En revanche lorsque l’on se place dans une analyse dynamique, les auteurs montrent qu’un schéma d’investissements séquentiel peut exister tel que l’acheteur n’a aucun intérêt à dévier de la stratégie optimale si le revenu issu d’une déviation à la première période est inférieur au revenu espéré dans la future coopération avec le vendeur. Le vendeur investit de manière séquentielle (figure 7.a) et l’acheteur paye une prime au vendeur à chaque période. Ceci implique un jeu infini pour que l’acheteur n’ait jamais à dévier à la dernière période.

En se référant à ce cadre d’analyse, le développement qui suit se situe également dans un contexte non contractuel où seule une partie de la transaction porte le coût total de l’investissement, qui est dans notre cas, la mise en place de pratiques spécifiques à la relation.

Cependant, le modèle de Pitchford et Snyder fait l’hypothèse forte de la symétrie d’information entre les parties.

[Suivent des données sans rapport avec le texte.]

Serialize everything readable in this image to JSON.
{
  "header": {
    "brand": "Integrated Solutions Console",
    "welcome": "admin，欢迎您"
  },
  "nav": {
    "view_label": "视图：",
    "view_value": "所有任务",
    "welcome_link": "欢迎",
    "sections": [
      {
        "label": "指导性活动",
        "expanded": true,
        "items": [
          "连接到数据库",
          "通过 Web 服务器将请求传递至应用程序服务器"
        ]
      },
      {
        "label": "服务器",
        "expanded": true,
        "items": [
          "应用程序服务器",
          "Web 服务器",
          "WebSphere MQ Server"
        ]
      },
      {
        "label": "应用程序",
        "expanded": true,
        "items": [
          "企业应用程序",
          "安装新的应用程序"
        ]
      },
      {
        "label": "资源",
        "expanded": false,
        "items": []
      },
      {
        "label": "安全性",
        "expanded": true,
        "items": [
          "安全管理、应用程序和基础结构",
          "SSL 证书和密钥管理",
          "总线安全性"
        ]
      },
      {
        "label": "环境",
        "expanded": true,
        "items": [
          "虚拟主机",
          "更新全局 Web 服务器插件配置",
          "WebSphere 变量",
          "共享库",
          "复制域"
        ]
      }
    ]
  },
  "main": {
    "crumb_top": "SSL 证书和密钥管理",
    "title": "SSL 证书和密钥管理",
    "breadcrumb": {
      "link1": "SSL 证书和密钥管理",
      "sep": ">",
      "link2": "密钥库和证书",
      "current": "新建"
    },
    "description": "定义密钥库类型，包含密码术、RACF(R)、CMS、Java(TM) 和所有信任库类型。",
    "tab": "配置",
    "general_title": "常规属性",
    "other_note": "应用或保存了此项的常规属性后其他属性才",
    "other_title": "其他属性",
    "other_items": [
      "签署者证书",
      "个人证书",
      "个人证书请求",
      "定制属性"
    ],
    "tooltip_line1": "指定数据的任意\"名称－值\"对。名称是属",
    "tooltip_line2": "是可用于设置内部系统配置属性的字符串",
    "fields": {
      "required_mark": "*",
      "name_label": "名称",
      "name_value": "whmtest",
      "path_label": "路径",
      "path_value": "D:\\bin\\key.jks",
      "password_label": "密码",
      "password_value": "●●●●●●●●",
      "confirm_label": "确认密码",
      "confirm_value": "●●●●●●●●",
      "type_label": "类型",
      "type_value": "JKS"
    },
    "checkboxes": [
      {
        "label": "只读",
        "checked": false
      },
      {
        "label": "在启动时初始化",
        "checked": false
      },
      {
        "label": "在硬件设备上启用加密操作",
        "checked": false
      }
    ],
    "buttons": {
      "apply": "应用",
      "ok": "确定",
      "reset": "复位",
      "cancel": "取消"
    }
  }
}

Ainsi la partie qui investit sait que son client n’a pas intérêt à dévier car il recherche à obtenir un retour optimum sur l’investissement que lui est en train de réaliser de manière séquentielle. A l’inverse, l’acheteur sait que le vendeur va continuer à investir et donc augmenter la quasi-rente de la relation tant que, lui, ne dévie pas son comportement.

Dans la réalité, ce calcul rationnel est beaucoup plus difficile car l’information est souvent asymétrique entre les agents. Pour tenir compte de l’asymétrie d’information bilatérale des agents, nous complétons l’approche de Pitchford et Snyder par l’apport de Watson (1999). Outre la séquentialité, ce dernier introduit dans son analyse, le niveau d’investissement à chaque période, le « gradualisme » (figure 7.b).

Ce dernier indique que dans une analyse dynamique, la répétition des transactions permet à une partie d’obtenir progressivement de l’information sur l’autre partie, dont elle ne dispose pas au départ lors de la transaction initiale. Watson montre que les comportements opportunistes peuvent être évités si l’engagement dans la relation est faible au commencement. Le faible niveau des investissements engagés permet aux parties d’apprendre l’une sur l’autre avant d’atteindre le niveau d’investissement optimum. Le type d’agent est révélé au cours des transactions et le risque de hold-up diminue : si l’acheteur montre une tendance à dévier, le vendeur s’arrête d’investir avec un coût minimisé par le faible investissement de départ; en cas contraire, il suppose que l’acheteur recherche la quasi-rente de ses investissements sur le long terme. Rauch et Watson (2003) utilisent ce modèle pour expliquer les investissements graduels dans les relations entre des acheteurs de pays développés et des vendeurs dans les pays en développement.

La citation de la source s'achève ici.